[c-nsp] Specification of RA that responds to RS (applied RA suppress I/F)

Brandon Applegate brandon at burn.net
Fri Jul 2 23:00:09 EDT 2010


This was a thread from last month.  I have just tonight decided to fire up 
ipv6 on an interface facing some linux machines in the data center.  I 
don't have transit yet but I at least wanted to trace/ping over my own 
backbone.

Before I go any further, much like the OP last month, I'm running SXI3 on 
6500 (sup720-3bxl).

Anyway, we are an HSRP shop.  All customer interfaces are delivered as 2 
routed ports, customer puts them in same vlan/switch on their side and we 
run HSRP.  In trying to keep this model for ipv6, I noticed some 
strangeness in how this behaves.  Or at least my expectations (good chance 
I'm wrong to begin with).

The message from last month said that:

  ipv6 nd ra suppress
  ipv6 nd prefix default no-advertise

Would stop machines from accidentially lighting up ipv6.  This makes sense 
to me, and I really like that solution for a pure static / 'server' 
segment.  However, it seems HSRP hooks into ND/RA so that it can advertise 
the HSRP address in the RA's.  These commands above seem to tangle this 
up, and unexpected results come from that.  I'll try to summarize:

hsrp itself:
============
ra is hsrp derived address
autoconfig / prefix announcement still in effect

hsrp + ipv6 nd prefix default no-advertise:
===========================================
ra is hsrp derived address
autoconfig / prefix announcment is OFF (Yay !)
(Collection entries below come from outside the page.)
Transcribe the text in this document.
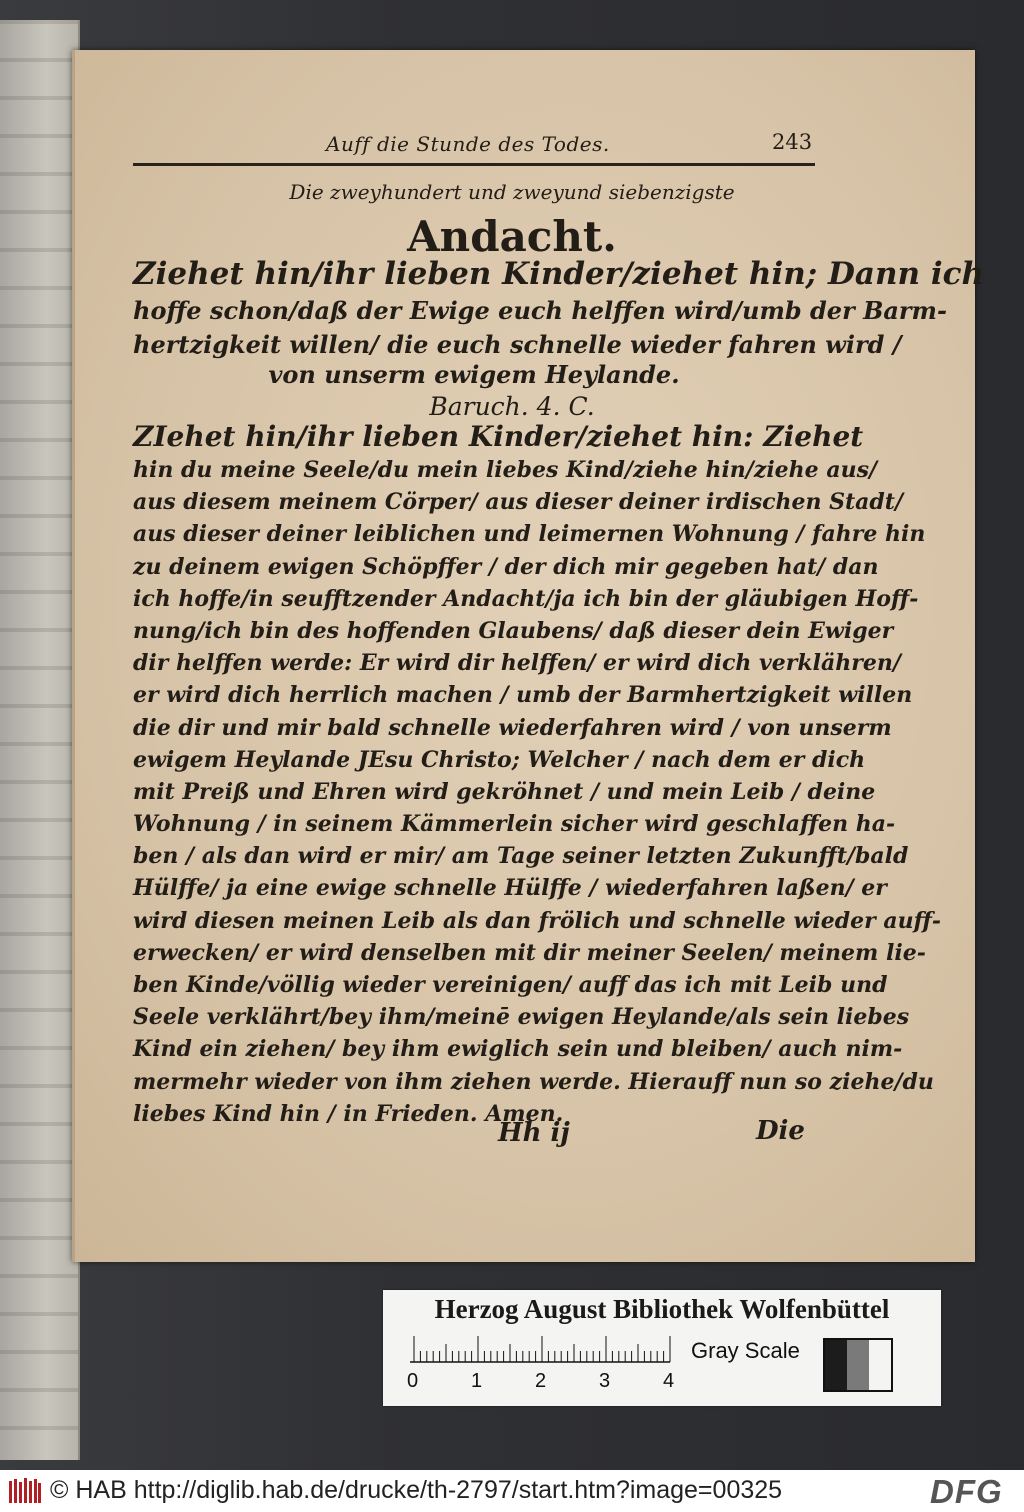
Auff die Stunde des Todes.	243
Die zweyhundert und zweyund siebenzigste
Andacht.
Ziehet hin/ihr lieben Kinder/ziehet hin; Dann ich
hoffe schon/daß der Ewige euch helffen wird/umb der Barm-
hertzigkeit willen/ die euch schnelle wieder fahren wird /
von unserm ewigem Heylande.
Baruch. 4. C.
ZIehet hin/ihr lieben Kinder/ziehet hin: Ziehet
hin du meine Seele/du mein liebes Kind/ziehe hin/ziehe aus/
aus diesem meinem Cörper/ aus dieser deiner irdischen Stadt/
aus dieser deiner leiblichen und leimernen Wohnung / fahre hin
zu deinem ewigen Schöpffer / der dich mir gegeben hat/ dan
ich hoffe/in seufftzender Andacht/ja ich bin der gläubigen Hoff-
nung/ich bin des hoffenden Glaubens/ daß dieser dein Ewiger
dir helffen werde: Er wird dir helffen/ er wird dich verklähren/
er wird dich herrlich machen / umb der Barmhertzigkeit willen
die dir und mir bald schnelle wiederfahren wird / von unserm
ewigem Heylande JEsu Christo; Welcher / nach dem er dich
mit Preiß und Ehren wird gekröhnet / und mein Leib / deine
Wohnung / in seinem Kämmerlein sicher wird geschlaffen ha-
ben / als dan wird er mir/ am Tage seiner letzten Zukunfft/bald
Hülffe/ ja eine ewige schnelle Hülffe / wiederfahren laßen/ er
wird diesen meinen Leib als dan frölich und schnelle wieder auff-
erwecken/ er wird denselben mit dir meiner Seelen/ meinem lie-
ben Kinde/völlig wieder vereinigen/ auff das ich mit Leib und
Seele verklährt/bey ihm/meinē ewigen Heylande/als sein liebes
Kind ein ziehen/ bey ihm ewiglich sein und bleiben/ auch nim-
mermehr wieder von ihm ziehen werde. Hierauff nun so ziehe/du
liebes Kind hin / in Frieden. Amen.
Hh ij	Die
Herzog August Bibliothek Wolfenbüttel
0	1	2	3	4
Gray Scale
© HAB http://diglib.hab.de/drucke/th-2797/start.htm?image=00325	DFG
hsrp + ipv6 nd prefix default no-advertise + ipv6 nd ra suppress:
=================================================================
ra from each 'real' router - link local (2 default gateways)
autoconfig / prefix announcment is OFF (Yay !)

So it looks like I can't have my cake (HSRP) and eat it too (no RA + no 
autoconfig).  I'm currently using the middle solution.  What got my 
attention to begin with, is after statically defining the default gateway 
on the linux machine, I had two default gateways, one obviously from an 
RA:

default via fe80::5:73ff:fea0:1 dev eth0  metric 1  mtu 1500 advmss 1440 hoplimit 4294967295
default via fe80::5:73ff:fea0:1 dev eth0  proto kernel  metric 1024  expires 0sec mtu 1500 advmss 1440 hoplimit 64

So that's 'fine' - but makes my OCD twitch.

PS: why is the lifetime of the HSRP birthed RA 0sec ?  Is this an HSRP 
thing ?

PPS:

sh ipv6 interface fastEthernet 2/43
<snip>
   ND DAD is enabled, number of DAD attempts: 1
   ND reachable time is 30000 milliseconds
   ND advertised reachable time is 0 milliseconds
   ND advertised retransmit interval is 0 milliseconds
   ND router advertisements are sent every 200 seconds
   ND router advertisements live for 1800 seconds
   ND advertised default router preference is Medium
   Hosts use stateless autoconfig for addresses.
</snip>

Hosts do NOT use stateless autoconfig for addresses, I'm guessing this is 
cosmetic - this command doesn't know about me disabling prefix 
announcments ?

PPPS: 12.4T says it supports a global address for the HSRP ip ?  I only 
have the option of autoconfig or link-local on my 6500.  Is this something 
coming for Catalyst ?

--
Brandon Applegate - CCIE 10273
PGP Key fingerprint:
7407 DC86 AA7B A57F 62D1 A715 3C63 66A1 181E 6996
"SH1-0151.  This is the serial number, of our orbital gun."